Good-bye Ob/GYN, hello Peds!

Wednesday, July 6, 2011

Rotation 2: weeks 2 and 3

Sorry for the delay. Time is flying!

Two days into week three and I'm still having a blast. What am I seeing/doing??

vaginal deliveries and C-sections (my subcuticular stitches are looking nice these days)
OB office visits and follow ups
invasive cervical CA
dyspareunia and palpable pelvic masses
incompetent cervix
annual exams and Pap smears
lots and lots of GC/Trich/Chlamydia
ovarian cysts
suction D and C
endometriosis
adenomyosis
leiomyomas
hysterectomies

The list goes on and on. I remember seeing a middle aged woman who had a seven month history of painful sex. Her past medical history was significant, but she had no pertinent family history. On physical exam her abdomen was quite tender. I felt what I thought were small masses in her lowe quadrants. Because she had a partial hysterectomy, I skipped the speculum exam and went straight to the bimanual, and again, another mass measuring about 2 cm was felt at 6 o'clock. I suggested a workup to my preceptor and he agreed! It will be interesting to see what the scans show.
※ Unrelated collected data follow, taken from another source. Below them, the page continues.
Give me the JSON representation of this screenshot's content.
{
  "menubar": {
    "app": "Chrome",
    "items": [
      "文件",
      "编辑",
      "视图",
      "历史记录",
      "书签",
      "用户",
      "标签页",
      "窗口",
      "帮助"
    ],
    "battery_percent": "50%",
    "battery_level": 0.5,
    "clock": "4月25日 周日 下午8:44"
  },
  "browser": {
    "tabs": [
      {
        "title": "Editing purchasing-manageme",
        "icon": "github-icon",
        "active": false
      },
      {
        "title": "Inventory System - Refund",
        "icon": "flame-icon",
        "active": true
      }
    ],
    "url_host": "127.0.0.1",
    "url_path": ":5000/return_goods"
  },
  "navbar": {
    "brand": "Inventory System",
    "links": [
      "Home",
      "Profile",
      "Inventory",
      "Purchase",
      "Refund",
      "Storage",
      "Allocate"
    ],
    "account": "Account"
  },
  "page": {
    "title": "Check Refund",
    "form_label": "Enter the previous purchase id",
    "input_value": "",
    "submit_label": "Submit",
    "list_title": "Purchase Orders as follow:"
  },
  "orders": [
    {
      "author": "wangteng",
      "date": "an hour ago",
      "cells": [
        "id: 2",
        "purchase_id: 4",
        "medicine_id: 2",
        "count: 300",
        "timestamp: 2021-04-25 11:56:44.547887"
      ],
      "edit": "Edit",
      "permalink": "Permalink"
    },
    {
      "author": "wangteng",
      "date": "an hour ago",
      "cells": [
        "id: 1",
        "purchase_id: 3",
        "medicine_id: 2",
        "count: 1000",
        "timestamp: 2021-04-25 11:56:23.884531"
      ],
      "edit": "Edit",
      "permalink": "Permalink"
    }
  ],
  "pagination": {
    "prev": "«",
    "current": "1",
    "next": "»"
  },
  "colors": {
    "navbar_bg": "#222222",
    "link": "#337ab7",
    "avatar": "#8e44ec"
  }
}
I find myself getting upset when I think of this rotation coming to an end. I'm in love with my preceptor and I'm doing much more than I thought I would be. This rotation has shown me just how much I enjoy surgery...and just how much I enjoy the clinic! I don't think I would enjoy OR work exclusively. The clinic allows you to practice medicine; to get to know your patients and to really put your education to use. I enjoy the process of eliciting a history, performing an exam, and coming up with a diagnosis. I also love using my hands! That's where my fondness of the OR comes in. I enjoy procedure work, and certainly one can do lots of it in the clinic. However, the parade that is the OR is an experience like no other. I look forward to seeing what specialty I find myself in this time next year!